それは、お金のことばかりを考えていた工場長がある子どもと出会ったことをきっかけに、彼にとって本当の幸せにとは何か気づくという内容の物語でした。深く考えさせられるテーマですが、気持ちの良い日差しの下で聞くおとぎ話は、くすっと笑えるもので、今を生きることの大切さを教えてくれます。
その後、参加した人々は島にある要塞に向かいます。要塞の中に設置されたテーブルには実験室にあるような試験管と特別な素材で作られた紙が用意されています。
自然の素材でできたインクを使って、参加者は“自分を幸せにするものは何か?”の問いに答えるものを書きます。それを雨水が入った試験管の中に入れると、文字のインクが液体に混じり、すっと色づき消えていきます。
この“幸せの特効薬”を参加者は首にかけ、またある部屋に向かいます。そこには大きな木製のキャビネットがあり、160個もの番号付けされた蝶々のさなぎが参加者の手助けを得てふ化するのを待っています。
そんなミステリアスな空間で、参加者は自分の番号の下にあるさなぎを見つけて、雨水で潤いを与えます。儀式が終わった後、メイカさんはすべてのさなぎを自分のスタジオに持ち帰り、まるで動物園のように湿度管理がしっかりされたグリーンハウスを設置しその中で160個のさなぎを見守ります。
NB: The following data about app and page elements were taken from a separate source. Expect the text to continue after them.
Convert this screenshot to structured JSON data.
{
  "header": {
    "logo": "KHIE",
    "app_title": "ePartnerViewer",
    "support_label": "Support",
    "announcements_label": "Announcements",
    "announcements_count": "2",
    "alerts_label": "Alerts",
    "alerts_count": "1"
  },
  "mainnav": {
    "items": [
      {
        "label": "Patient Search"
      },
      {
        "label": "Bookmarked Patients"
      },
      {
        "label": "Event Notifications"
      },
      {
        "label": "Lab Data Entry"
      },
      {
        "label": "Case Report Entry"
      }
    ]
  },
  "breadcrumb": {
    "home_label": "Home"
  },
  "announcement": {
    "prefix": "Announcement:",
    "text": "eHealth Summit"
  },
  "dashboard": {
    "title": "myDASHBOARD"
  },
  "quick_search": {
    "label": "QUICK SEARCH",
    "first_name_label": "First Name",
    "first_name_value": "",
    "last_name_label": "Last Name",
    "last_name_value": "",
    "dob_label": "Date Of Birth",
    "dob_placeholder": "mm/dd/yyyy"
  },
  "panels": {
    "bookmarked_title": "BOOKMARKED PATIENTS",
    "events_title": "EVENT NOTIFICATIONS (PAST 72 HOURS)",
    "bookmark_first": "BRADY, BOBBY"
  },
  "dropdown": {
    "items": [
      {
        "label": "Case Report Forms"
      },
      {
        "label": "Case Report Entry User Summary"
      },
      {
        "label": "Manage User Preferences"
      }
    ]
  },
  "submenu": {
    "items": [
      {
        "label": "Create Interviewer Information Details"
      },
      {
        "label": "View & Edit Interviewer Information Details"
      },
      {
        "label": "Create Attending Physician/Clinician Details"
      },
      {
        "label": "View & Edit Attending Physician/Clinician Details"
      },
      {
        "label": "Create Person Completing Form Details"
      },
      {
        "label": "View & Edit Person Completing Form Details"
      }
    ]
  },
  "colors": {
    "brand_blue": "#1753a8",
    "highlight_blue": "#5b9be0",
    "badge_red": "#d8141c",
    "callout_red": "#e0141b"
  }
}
翌日には3つのさなぎがふ化しました。
それぞれのさなぎがふ化する度に、日付を記録していきます。全部で6種類の蝶々があり、それぞれの蝶々の写真が入ったカードにクライアントの名前、彼らのさなぎがふ化した日を「あなたの幸せが誕生しました」というメッセージを添えて、一人一人にメッセージを送ったそうです。
さなぎから蝶々になるまでの変化を通して「今度はあなたが変わる番です」というメッセージを伝えたかったという、メイカさん。幸せとは何か答えは人それぞれです。
誰かの価値観を押し付けることなく、これまでの人生を振り返り、自分なりの定義ができる機会と場を用意しました。小さな美しい生命が誕生する過程を見ながら考えた、自分の幸福観について人々が忘れることはないでしょう。